Andy glanced at the lab report and his smile was as relieved as it was weary. "Our problem," he said, "was in figuring out what a writer does that a doctor doesn't—why girls from small offices were sick—and why senators and postal workers weren't—why college students caught the bug and people in a Tennessee community didn't.
"The lab report isn't complete. They haven't had time to isolate the poison and prescribe medication. But"—he held up a four-cent stamp—"here's the villain, gentlemen."
The big brass stood stunned and shocked. Mouths flapped open and eyes bugged at Andy, at the stamp.
Bettijean said, "Sure. College kids and engaged girls and new parents and especially writers and artists and poets—they'd all lick lots of stamps. Professional men have secretaries. Big offices have postage-meter machines. And government offices have free franking. And"—she threw her arms around the sergeant's neck—"Andy, you're wonderful."

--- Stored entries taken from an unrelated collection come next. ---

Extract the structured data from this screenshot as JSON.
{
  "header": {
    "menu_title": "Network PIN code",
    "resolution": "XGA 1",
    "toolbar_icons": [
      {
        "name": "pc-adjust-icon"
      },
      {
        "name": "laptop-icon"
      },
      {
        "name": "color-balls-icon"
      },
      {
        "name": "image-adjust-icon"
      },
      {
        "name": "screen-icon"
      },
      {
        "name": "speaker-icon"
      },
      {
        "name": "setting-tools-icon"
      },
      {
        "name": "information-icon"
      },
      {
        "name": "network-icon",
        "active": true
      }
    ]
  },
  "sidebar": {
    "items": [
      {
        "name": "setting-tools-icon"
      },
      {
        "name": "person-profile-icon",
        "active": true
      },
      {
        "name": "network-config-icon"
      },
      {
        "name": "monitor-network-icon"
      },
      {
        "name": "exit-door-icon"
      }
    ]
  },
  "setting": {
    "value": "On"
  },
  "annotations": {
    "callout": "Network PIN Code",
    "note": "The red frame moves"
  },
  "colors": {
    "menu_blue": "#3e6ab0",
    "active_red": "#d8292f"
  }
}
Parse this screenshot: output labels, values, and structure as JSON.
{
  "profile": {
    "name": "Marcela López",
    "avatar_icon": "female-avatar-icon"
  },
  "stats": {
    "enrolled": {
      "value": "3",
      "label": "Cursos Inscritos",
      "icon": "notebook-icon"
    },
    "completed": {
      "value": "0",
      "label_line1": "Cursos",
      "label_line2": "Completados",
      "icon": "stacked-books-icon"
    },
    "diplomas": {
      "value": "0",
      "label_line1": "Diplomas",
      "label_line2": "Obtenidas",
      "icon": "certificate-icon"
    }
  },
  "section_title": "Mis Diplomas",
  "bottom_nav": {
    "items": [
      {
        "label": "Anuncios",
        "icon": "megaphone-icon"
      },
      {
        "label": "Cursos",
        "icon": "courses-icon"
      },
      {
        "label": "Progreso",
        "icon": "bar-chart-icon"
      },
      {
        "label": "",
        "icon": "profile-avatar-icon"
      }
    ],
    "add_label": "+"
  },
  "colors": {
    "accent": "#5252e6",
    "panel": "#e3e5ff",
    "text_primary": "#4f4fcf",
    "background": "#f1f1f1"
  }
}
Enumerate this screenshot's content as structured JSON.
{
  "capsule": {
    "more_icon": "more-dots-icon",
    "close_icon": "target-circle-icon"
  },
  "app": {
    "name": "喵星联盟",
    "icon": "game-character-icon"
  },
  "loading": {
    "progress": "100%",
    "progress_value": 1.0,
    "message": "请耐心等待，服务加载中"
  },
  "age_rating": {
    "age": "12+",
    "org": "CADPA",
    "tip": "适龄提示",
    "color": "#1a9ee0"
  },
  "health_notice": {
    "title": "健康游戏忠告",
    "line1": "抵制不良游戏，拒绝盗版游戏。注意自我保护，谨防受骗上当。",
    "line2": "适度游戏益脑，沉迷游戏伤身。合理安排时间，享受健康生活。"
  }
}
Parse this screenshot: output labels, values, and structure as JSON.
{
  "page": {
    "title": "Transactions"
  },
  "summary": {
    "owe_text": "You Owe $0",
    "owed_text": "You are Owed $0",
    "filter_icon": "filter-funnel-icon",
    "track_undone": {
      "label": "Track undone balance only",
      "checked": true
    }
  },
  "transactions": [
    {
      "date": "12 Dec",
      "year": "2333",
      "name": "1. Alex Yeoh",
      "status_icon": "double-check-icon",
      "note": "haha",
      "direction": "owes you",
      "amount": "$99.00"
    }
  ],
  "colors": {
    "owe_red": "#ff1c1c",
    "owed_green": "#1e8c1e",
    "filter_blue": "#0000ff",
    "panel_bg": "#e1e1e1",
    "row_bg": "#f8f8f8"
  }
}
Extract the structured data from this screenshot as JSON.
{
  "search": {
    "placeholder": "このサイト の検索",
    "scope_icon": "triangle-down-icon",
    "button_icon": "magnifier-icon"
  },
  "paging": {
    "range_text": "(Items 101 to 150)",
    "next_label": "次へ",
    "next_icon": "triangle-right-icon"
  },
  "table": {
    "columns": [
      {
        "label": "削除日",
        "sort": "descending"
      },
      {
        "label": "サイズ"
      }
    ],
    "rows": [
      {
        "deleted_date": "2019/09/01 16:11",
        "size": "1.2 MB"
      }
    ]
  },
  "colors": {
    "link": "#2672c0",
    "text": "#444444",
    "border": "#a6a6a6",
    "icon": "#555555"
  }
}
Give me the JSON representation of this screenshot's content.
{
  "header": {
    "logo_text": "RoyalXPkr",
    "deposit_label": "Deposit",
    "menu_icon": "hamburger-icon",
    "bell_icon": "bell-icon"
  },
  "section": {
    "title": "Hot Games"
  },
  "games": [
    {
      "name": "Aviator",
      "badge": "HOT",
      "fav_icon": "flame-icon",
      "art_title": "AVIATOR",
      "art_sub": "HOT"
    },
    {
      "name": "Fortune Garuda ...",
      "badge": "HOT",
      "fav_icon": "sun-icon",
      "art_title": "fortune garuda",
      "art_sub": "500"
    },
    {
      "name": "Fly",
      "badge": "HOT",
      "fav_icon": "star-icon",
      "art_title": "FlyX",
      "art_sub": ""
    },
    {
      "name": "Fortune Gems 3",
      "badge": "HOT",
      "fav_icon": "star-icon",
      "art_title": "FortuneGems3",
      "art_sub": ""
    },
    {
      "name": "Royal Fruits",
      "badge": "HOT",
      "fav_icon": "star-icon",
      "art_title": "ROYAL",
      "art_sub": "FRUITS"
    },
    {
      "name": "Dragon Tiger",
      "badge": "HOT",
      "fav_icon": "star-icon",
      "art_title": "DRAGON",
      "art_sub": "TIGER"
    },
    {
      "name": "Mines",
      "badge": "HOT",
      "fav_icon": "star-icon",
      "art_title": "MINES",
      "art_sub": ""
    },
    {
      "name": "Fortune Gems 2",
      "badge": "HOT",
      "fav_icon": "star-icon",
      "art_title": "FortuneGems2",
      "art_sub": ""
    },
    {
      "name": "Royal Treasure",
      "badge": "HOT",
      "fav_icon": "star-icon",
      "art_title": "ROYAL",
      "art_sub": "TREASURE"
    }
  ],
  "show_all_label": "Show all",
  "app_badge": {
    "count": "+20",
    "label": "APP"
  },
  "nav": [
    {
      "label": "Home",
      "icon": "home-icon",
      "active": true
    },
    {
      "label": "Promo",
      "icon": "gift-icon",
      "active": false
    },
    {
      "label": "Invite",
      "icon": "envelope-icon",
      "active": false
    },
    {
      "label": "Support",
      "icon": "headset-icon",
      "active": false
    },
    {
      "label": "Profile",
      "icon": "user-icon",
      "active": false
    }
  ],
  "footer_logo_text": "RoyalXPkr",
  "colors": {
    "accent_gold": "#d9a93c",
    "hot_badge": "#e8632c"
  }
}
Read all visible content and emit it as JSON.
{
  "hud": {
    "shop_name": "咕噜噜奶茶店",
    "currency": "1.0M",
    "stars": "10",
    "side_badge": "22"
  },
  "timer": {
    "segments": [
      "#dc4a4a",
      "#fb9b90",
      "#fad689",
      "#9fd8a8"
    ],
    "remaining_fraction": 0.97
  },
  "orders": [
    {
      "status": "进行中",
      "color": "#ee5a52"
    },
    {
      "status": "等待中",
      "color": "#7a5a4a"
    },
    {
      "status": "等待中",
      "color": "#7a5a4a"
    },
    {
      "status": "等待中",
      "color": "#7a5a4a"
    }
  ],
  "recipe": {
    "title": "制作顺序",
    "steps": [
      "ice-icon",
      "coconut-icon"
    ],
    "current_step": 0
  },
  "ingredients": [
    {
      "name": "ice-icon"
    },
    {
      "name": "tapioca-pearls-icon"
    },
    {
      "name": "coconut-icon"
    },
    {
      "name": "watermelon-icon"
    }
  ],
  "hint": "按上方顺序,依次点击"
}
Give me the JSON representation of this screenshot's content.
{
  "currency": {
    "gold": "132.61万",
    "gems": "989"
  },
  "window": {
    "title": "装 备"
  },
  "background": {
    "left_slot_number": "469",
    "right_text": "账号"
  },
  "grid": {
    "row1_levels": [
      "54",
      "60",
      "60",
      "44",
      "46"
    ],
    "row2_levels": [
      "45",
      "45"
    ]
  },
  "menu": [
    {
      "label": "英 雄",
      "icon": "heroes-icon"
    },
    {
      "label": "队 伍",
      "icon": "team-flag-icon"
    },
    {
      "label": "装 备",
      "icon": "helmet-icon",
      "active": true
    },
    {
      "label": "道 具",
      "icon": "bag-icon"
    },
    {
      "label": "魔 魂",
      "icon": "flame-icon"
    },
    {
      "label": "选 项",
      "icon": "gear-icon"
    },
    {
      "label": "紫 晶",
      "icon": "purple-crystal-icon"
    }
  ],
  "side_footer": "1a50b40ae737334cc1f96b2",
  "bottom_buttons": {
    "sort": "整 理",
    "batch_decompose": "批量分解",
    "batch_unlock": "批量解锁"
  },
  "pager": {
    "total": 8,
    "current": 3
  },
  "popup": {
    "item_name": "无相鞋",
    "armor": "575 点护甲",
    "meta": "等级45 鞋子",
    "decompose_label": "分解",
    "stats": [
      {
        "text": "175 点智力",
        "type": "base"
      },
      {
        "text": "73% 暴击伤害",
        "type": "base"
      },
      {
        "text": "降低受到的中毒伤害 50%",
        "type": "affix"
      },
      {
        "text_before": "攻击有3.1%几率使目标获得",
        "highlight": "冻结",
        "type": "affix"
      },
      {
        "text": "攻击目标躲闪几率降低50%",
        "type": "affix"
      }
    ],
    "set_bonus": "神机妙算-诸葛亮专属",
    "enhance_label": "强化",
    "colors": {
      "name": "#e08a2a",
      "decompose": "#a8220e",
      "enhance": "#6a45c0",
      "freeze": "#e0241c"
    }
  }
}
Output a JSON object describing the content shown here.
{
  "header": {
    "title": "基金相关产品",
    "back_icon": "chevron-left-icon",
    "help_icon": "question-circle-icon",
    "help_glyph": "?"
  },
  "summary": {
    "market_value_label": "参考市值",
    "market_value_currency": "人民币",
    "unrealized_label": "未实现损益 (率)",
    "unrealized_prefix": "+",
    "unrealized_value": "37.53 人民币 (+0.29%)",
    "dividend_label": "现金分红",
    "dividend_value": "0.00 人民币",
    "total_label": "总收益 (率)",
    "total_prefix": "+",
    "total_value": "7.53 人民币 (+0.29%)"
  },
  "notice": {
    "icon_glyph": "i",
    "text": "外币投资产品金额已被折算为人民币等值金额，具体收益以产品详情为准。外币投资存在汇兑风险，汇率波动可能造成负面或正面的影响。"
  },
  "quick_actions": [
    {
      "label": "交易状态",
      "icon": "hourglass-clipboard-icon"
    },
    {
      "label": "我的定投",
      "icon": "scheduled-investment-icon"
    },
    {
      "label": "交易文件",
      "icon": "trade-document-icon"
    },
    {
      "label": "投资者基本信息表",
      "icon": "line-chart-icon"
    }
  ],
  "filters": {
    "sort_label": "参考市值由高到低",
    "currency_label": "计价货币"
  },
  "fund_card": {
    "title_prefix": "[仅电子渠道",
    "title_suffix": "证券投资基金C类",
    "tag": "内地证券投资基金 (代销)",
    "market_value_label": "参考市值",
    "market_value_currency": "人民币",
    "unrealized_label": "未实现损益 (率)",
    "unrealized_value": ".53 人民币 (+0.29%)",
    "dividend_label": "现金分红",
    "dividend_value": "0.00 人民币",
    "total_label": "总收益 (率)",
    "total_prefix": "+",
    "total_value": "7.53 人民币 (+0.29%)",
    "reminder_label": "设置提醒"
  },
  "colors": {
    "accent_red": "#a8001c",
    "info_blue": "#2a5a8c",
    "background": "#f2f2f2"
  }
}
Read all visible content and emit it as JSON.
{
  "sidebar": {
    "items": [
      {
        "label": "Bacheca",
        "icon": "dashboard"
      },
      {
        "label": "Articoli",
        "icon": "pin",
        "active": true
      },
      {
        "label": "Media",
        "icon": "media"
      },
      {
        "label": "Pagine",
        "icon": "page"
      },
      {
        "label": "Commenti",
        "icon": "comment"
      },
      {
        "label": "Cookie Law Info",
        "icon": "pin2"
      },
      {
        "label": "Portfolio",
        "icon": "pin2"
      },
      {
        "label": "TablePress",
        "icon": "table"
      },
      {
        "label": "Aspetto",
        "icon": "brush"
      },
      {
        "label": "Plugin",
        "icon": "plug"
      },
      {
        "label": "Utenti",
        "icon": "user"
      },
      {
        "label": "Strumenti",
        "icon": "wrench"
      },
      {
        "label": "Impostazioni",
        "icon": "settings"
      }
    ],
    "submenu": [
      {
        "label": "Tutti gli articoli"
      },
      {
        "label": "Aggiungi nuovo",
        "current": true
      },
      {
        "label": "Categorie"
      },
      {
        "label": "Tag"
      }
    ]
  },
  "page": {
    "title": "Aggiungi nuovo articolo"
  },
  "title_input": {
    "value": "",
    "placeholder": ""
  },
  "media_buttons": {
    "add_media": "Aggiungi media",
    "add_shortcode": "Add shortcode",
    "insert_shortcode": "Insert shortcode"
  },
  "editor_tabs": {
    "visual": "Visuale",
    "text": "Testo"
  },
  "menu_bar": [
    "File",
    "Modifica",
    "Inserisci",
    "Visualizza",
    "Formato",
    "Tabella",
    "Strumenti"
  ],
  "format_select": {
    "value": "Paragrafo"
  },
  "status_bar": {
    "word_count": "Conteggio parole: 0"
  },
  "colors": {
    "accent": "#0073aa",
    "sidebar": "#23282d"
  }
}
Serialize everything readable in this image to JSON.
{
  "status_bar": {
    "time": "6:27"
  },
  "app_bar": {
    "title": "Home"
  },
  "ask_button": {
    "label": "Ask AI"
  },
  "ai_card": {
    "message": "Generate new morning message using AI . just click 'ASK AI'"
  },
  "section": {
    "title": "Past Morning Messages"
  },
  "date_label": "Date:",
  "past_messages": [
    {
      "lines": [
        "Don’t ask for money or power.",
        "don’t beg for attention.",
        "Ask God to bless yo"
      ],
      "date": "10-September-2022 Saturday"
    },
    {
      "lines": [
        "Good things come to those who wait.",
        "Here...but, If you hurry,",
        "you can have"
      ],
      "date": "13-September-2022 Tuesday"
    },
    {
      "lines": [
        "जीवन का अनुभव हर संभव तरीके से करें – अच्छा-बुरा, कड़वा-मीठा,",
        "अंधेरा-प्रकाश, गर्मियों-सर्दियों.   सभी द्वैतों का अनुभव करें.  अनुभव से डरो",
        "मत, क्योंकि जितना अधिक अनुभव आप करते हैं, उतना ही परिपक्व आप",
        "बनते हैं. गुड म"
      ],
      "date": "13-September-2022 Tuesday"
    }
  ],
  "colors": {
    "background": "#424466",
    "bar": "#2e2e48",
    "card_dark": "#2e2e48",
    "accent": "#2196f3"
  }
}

"But there's no evidence it was a plot yet. Could be pure accident—some chemical in the stickum spoiled. Do they keep the stickum in barrels? Find out who had access. And ... oh, the phone call. That was the lab. The antidote's simple and the cure should be quick. They can phone or broadcast the medical information to doctors. The man on the phone said they could start emptying hospitals in six hours. And maybe we should release some propaganda. "United States whips mystery virus," or something like that. And we could send the Kremlin a stamp collection and.... Aw, you take it, sir. I'm pooped."
The general wheeled to fire a salvo of commands. Officers poured into the corridor. Only the brigadier remained, a puzzled frown crinkling his granite brow.
"But you said that postal workers weren't getting sick."
Andy chucked. "That's right. Did you ever see a post office clerk lick a stamp? They always use a sponge."